If you want to train your own dataset, create the file (./dataset/your_dataset_name/edge.txt) and the format is as follows:
src_node_id dst_node_id edge_type weight
e.g.
19 7 p-c 2
19 7 p-a 1
11 0 p-c 1
0 11 c-p 1
PS:The input graph is directed and the undirected needs to be transformed into directed graph.
number_of_nodes embedding_dim
node_name dim1 dim2
e.g.
11246 2
a1814 0.06386946886777878 -0.04781734198331833
a0 ... ...
Structural Deep Embedding for Hyper-Networks
src code:https://github.com/tadpole/DHNE
Heterogeneous Graph Attention Network
Add feature.txt into the input folder or set the parameter "featype": "adj", which means that you will use adjacency matrix as your feature.

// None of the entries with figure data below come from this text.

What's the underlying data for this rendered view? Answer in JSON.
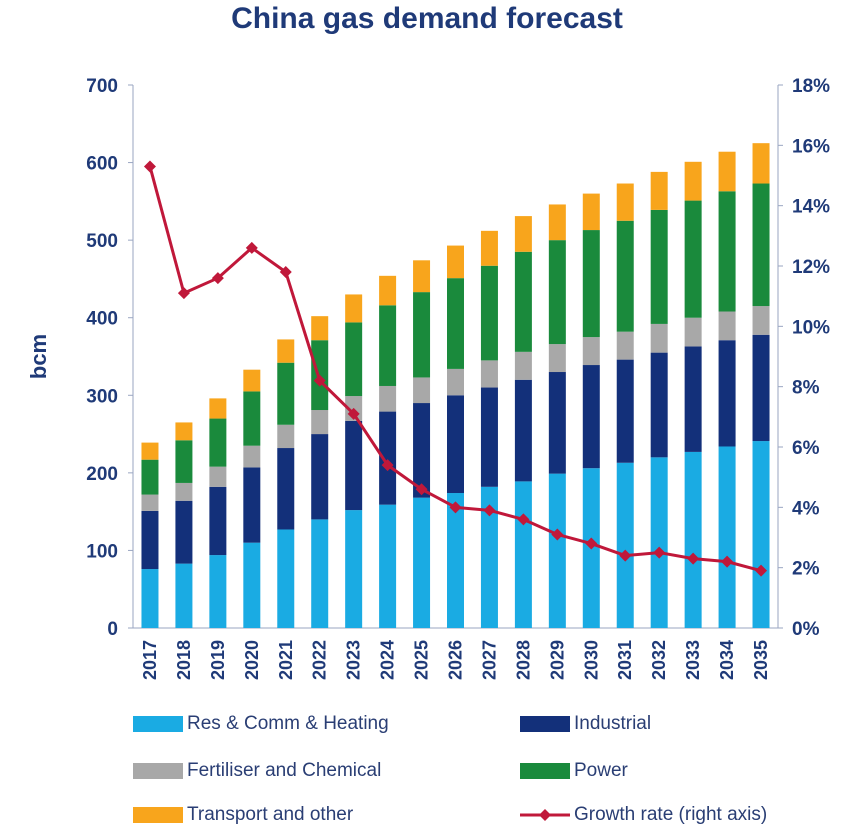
{
  "chart_data": {
    "type": "bar",
    "stacked": true,
    "title": "China gas demand forecast",
    "ylabel": "bcm",
    "ylabel_right": "",
    "categories": [
      "2017",
      "2018",
      "2019",
      "2020",
      "2021",
      "2022",
      "2023",
      "2024",
      "2025",
      "2026",
      "2027",
      "2028",
      "2029",
      "2030",
      "2031",
      "2032",
      "2033",
      "2034",
      "2035"
    ],
    "ylim": [
      0,
      700
    ],
    "yticks": [
      "0",
      "100",
      "200",
      "300",
      "400",
      "500",
      "600",
      "700"
    ],
    "ylim_right": [
      0,
      18
    ],
    "yticks_right": [
      "0%",
      "2%",
      "4%",
      "6%",
      "8%",
      "10%",
      "12%",
      "14%",
      "16%",
      "18%"
    ],
    "series": [
      {
        "name": "Res & Comm & Heating",
        "color": "#1aabe3",
        "values": [
          76,
          83,
          94,
          110,
          127,
          140,
          152,
          159,
          168,
          174,
          182,
          189,
          199,
          206,
          213,
          220,
          227,
          234,
          241
        ]
      },
      {
        "name": "Industrial",
        "color": "#13307a",
        "values": [
          75,
          81,
          88,
          97,
          105,
          110,
          115,
          120,
          122,
          126,
          128,
          131,
          131,
          133,
          133,
          135,
          136,
          137,
          137
        ]
      },
      {
        "name": "Fertiliser and Chemical",
        "color": "#a8a8a8",
        "values": [
          21,
          23,
          26,
          28,
          30,
          31,
          32,
          33,
          33,
          34,
          35,
          36,
          36,
          36,
          36,
          37,
          37,
          37,
          37
        ]
      },
      {
        "name": "Power",
        "color": "#1a8a3c",
        "values": [
          45,
          55,
          62,
          70,
          80,
          90,
          95,
          104,
          110,
          117,
          122,
          129,
          134,
          138,
          143,
          147,
          151,
          155,
          158
        ]
      },
      {
        "name": "Transport and other",
        "color": "#f8a51c",
        "values": [
          22,
          23,
          26,
          28,
          30,
          31,
          36,
          38,
          41,
          42,
          45,
          46,
          46,
          47,
          48,
          49,
          50,
          51,
          52
        ]
      }
    ],
    "line": {
      "name": "Growth rate (right axis)",
      "color": "#c0183a",
      "axis": "right",
      "values": [
        15.3,
        11.1,
        11.6,
        12.6,
        11.8,
        8.2,
        7.1,
        5.4,
        4.6,
        4.0,
        3.9,
        3.6,
        3.1,
        2.8,
        2.4,
        2.5,
        2.3,
        2.2,
        1.9
      ]
    },
    "legend_position": "bottom",
    "grid": false
  }
}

src code:https://github.com/Jhy1993/HAN
Adversarial Learning on Heterogeneous Information Network
src code:https://github.com/librahu/HeGAN
Heterogeneous Information Network Embedding for Recommendation
src code:https://github.com/librahu/HERec
metapath_list: pap|psp (split by "|")
HIN2Vec: Explore Meta-paths in Heterogeneous Information Networks for Representation Learning
src code:https://github.com/csiesheep/hin2vec
metapath2vec: Scalable Representation Learning for Heterogeneous Networks
src code:https://ericdongyx.github.io/metapath2vec/m2v.html
the python version implemented by DGL:https://github.com/dmlc/dgl/tree/master/examples/pytorch/metapath2vec
MetaGraph2Vec: Complex Semantic Path Augmented Heterogeneous Network Embedding
src code:https://github.com/daokunzhang/MetaGraph2Vec
PTE: Predictive Text Embedding through Large-scale Heterogeneous Text Networks
src code:https://github.com/mnqu/PTE
Relation Structure-Aware Heterogeneous Information Network Embedding
only supported in the Linux
src code:https://github.com/rootlu/RHINE
python test.py -d dataset_name -m model_name -n file_name
The output embedding file name can be found in (./output/embedding/model_name/) .
e.g.
python test.py -d dblp -m HAN -n node.txt
number_of_nodes embedding_dim
node_name dim1 dim2
e.g.
11246 2
a1814 0.06386946886777878 -0.04781734198331833
a0 ... ...
ACM dataset | Micro-F1 | Macro-F1 | NMI |
---|---|---|---|
DHNE | 0.7201 | 0.7007 | 0.3280 |
HAN | 0.8401 | 0.8362 | 0.4241 |
HeGAN | 0.8308 | 0.8276 | 0.4335 |
HERec | 0.8308 | 0.8304 | 0.3618 |
HIN2vec | 0.8458 | 0.8449 | 0.4148 |
Metapath2vec(PAP) | 0.7823 | 0.7725 | 0.2828 |
MetaGraph2vec | 0.8085 | 0.8019 | 0.5095 |
PTE | 0.7624 | 0.7543 | 0.3781 |
RHINE | 0.7699 | 0.7571 | 0.3970 |
DBLP dataset | Micro-F1 | Macro-F1 | NMI |
---|---|---|---|
DHNE | --- | --- | --- |
HAN | 0.8325 | 0.8141 | 0.3415 |
HeGAN | 0.9414 | 0.9364 | 0.7898 |
HERec | 0.9249 | 0.9214 | 0.3412 |
HIN2vec | 0.9495 | 0.9460 | 0.3924 |
Metapath2vec(APCPA) | 0.9483 | 0.9448 | 0.7786 |
MetaGraph2vec | 0.9138 | 0.9093 | 0.6136 |
PTE | 0.9335 | 0.9301 | 0.3280 |
RHINE | 0.9360 | 0.9316 | 0.7356 |
HAN uses the dataset without features.
We will use the dgl as our backend. And the OpenHINE will not be updated. We will be dedicated in building the new toolkit OpenHGNN, which is a high-level package built on top of DGL. It will have Better Extensibility, Better Encapsulation and More Effiencient.